Best In Class  

Best in Class: Liontrust Sustainable Future Managed

Best in Class: Liontrust Sustainable Future Managed

Best in Class:  Liontrust Sustainable Future Managed

Societal changes have resulted in an unprecedented rise in appetite for sustainable investing in the past five years.

Increasing awareness of climate change, the impact of the pandemic and the growing influence of millennial investors are just three examples which have accelerated this trend even further in the past 12-24 months.

A debunking of the myth that you must sacrifice performance to invest sustainably has also played a key role in increased adoption from investors.

We conduct around 250 fund manager meetings a year and every single presentation now has a slide on its Environmental, Social and Governance credentials (ESG). It’s no longer a nice to have, but a necessity.

In fact, there is almost too much to choose from in the market today, so for us it all boils down to experience and track record, and this week’s fund has both in abundance as it prepares to celebrate its 20th anniversary.

Since launch in February 2001, the Liontrust Sustainable Future Managed fund has returned 263.7 per cent to investors – 110 per cent more than the sector average of 153.8 per cent.

Managers Peter Michaelis and Simon Clements have almost 35 years of combined industry experience between them and are part of a team of 14 investment professionals.

The team transferred to Liontrust from Alliance Trust Investments in April 2017 and now manage some £7.5bn across their entire range.

Every investment in this fund has to meet four set criteria: thematic drivers; sustainable credentials; good fundamentals; and attractive valuation.

The investment process begins with a thematic analysis designed to uncover emerging trends and long-term structural growth themes. These range from the development of personalised medicine to the transition to lower carbon fossil fuels.

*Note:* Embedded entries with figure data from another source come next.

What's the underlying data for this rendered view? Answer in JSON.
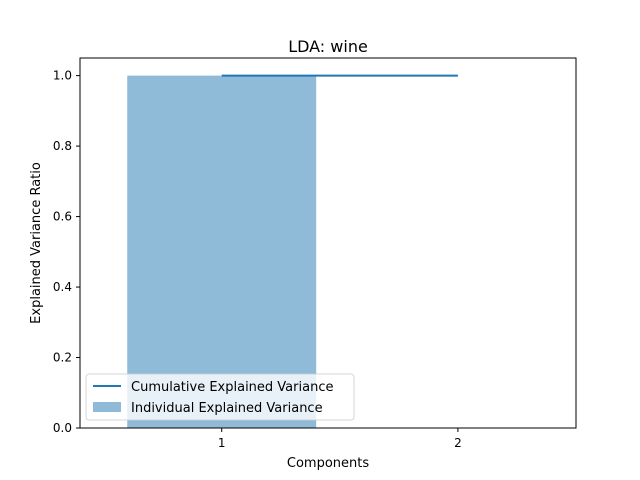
{
  "chart_data": {
    "type": "bar",
    "title": "LDA: wine",
    "xlabel": "Components",
    "ylabel": "Explained Variance Ratio",
    "categories": [
      "1",
      "2"
    ],
    "xlim": [
      0.4,
      2.5
    ],
    "ylim": [
      0.0,
      1.05
    ],
    "yticks": [
      "0.0",
      "0.2",
      "0.4",
      "0.6",
      "0.8",
      "1.0"
    ],
    "series": [
      {
        "name": "Individual Explained Variance",
        "kind": "bar",
        "x": [
          1
        ],
        "values": [
          1.0
        ],
        "color": "#1f77b4",
        "alpha": 0.5
      },
      {
        "name": "Cumulative Explained Variance",
        "kind": "line",
        "x": [
          1,
          2
        ],
        "values": [
          1.0,
          1.0
        ],
        "color": "#1f77b4"
      }
    ],
    "legend": {
      "placement": "bottom-left"
    },
    "grid": false
  }
}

The team has identified three mega trends with strong and dependable growth prospects. These are: better resource efficiency (cleaner); improved health (healthier); and greater safety and resilience (safer).

Within these three buckets the team has identified 21 areas of predictable and resilient growth.

The team then undertakes a sustainability analysis for each company and also determines ESG factors that are important indicators of future success. The team then assesses how well these are managed through their proprietary sustainability matrix.

The matrix ranks companies in terms of product sustainability from A to E. Management quality is also rated from 1 to 5 – this assesses whether a company has appropriate structures, policies and practices in place for managing ESG risks and impacts.

A company which has strong sustainable development embedded in its business and an excellent management team would be rated A1. Companies must score C3 or higher to be considered for the fund.